Jack B

La Grande Famille

Classy Spicy

27.01.2022

     Tout cela me manque. Les coteaux verts qui coupent le ciel en deux. Et le soleil venant se coucher derrière, en prenant son temps. Les herbes hautes qui caressent mesquinement les peaux qui les traversent. L’espace, l’air pur, le silence, la lumière irréelle. Tout cela.

     Il n’y a pas beaucoup d’yeux qui voient ce spectacle. Les gens préfèrent la ville. Mais les quelques-uns qui prennent le temps d’admirer le calme, l’allure parfois lente de la nature vivante, ceux-là sont récompensés.
Le vent en passant, réveille son orchestre. Il guide le balayage des branches et les bourrasques de l’air. Il fait chanter le fer, d’une voix stridente, et laisse grincer en rythme les gonds des portes entrouvertes. Le bois craque irrégulièrement et le vent peut décider d’accélérer la cadence ou de finir la mélodie.
En plus de composer, il danse. Son souffle s’engouffre dans les cheveux et entre dans les mailles, il rose les joues nues et pique les nez. Puis il s’insère dans les corps et purge les chairs de sa sensation de fraîcheur. Il n’y a pas beaucoup de chairs qui reçoivent ce froid purgatif. Les gens préfèrent les intérieurs chauffés.
Au fil de la journée, les couleurs changent délicatement. Elles passent du vert au rose pour atteindre le néant de l’obscurité. Alors le noir vous englobe tant, qu’il fait perdre l’orientation, et vous vous croyez dépourvus de vision, dépourvus de vos sens. Et la tête vous tourne presque.
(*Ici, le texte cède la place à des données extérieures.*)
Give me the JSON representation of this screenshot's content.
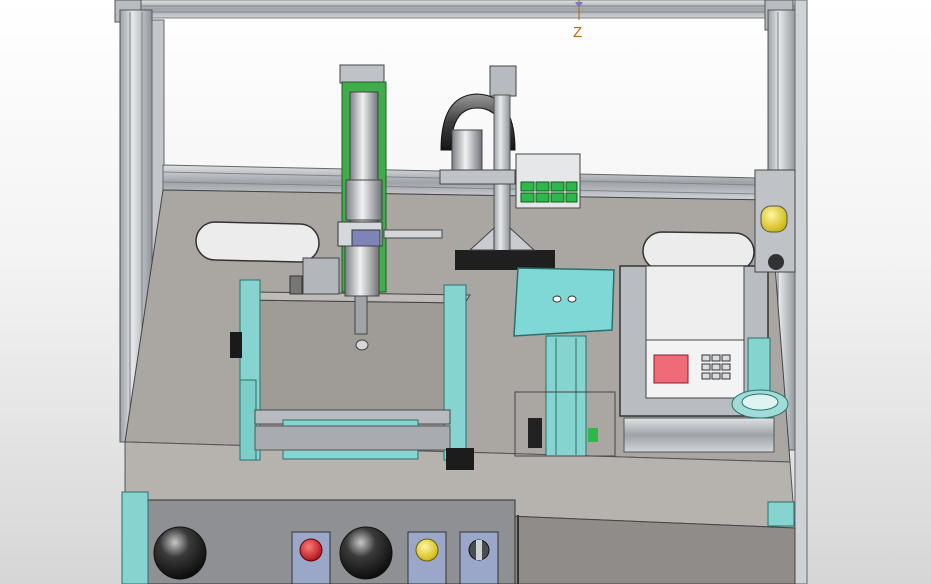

     Dans ce néant, la vie se dévoile davantage. Les paupières trop lourdes, déjà endormies, ratent le spectacle du ciel. Les autres le voient : des jetées de pépites blanches brillent dans toute la surface du dôme et leurs tailles différentes révèlent la profondeur du vide. Le ciel est immense. Et aucun autre spectacle sur terre n’a pu étonner davantage, obnubiler autant qu’un jeté d’étoiles, que leurs traînées de poussières, que leurs scintillements irréguliers. Car il permet de comprendre à quel point l’homme est petit, à quel point aucun de ses arts n’a encore surpassé le talent naturel.

     Tout cela me manque. Le vent musicien, le noir enivrant, l’air bienfaisant, tout me manque. Ici, j’ouvre la fenêtre on me voit, je me lève avec mes voisins, je me couche avant eux. Je sais ce qu’ils mangent, ce qui les fait rire, je sais s’ils s’aiment encore où s’ils se détestent. Je vois du haut de ma fenêtre qui rentre et qui sort. Quel repas ils auront pour le soir. Je peux savoir si leur travail les épuise et ce qu’ils font le week-end. Je peux tout entendre, tout voir. Et je peux être aperçue, entendue.
Le seul espace de nature est un square près de chez moi où subsistent quelques buissons : espèce coriace, facile à entretenir, assez commune pour respecter les budgets de la municipalité. Le soleil vous tape sur le visage par réverbération, sur un coin d’immeuble dont la vitre haute est la seule à pouvoir voir le ciel. Vous humez les odeurs des pots d’échappement et des corps trop parfumés qui sortent s’amuser pour la nuit. Et chaque midi, et chaque soir à la même heure, les senteurs des repas de l’un se mélangent à celui de l’autre et pourtant on ne mangera jamais ensemble.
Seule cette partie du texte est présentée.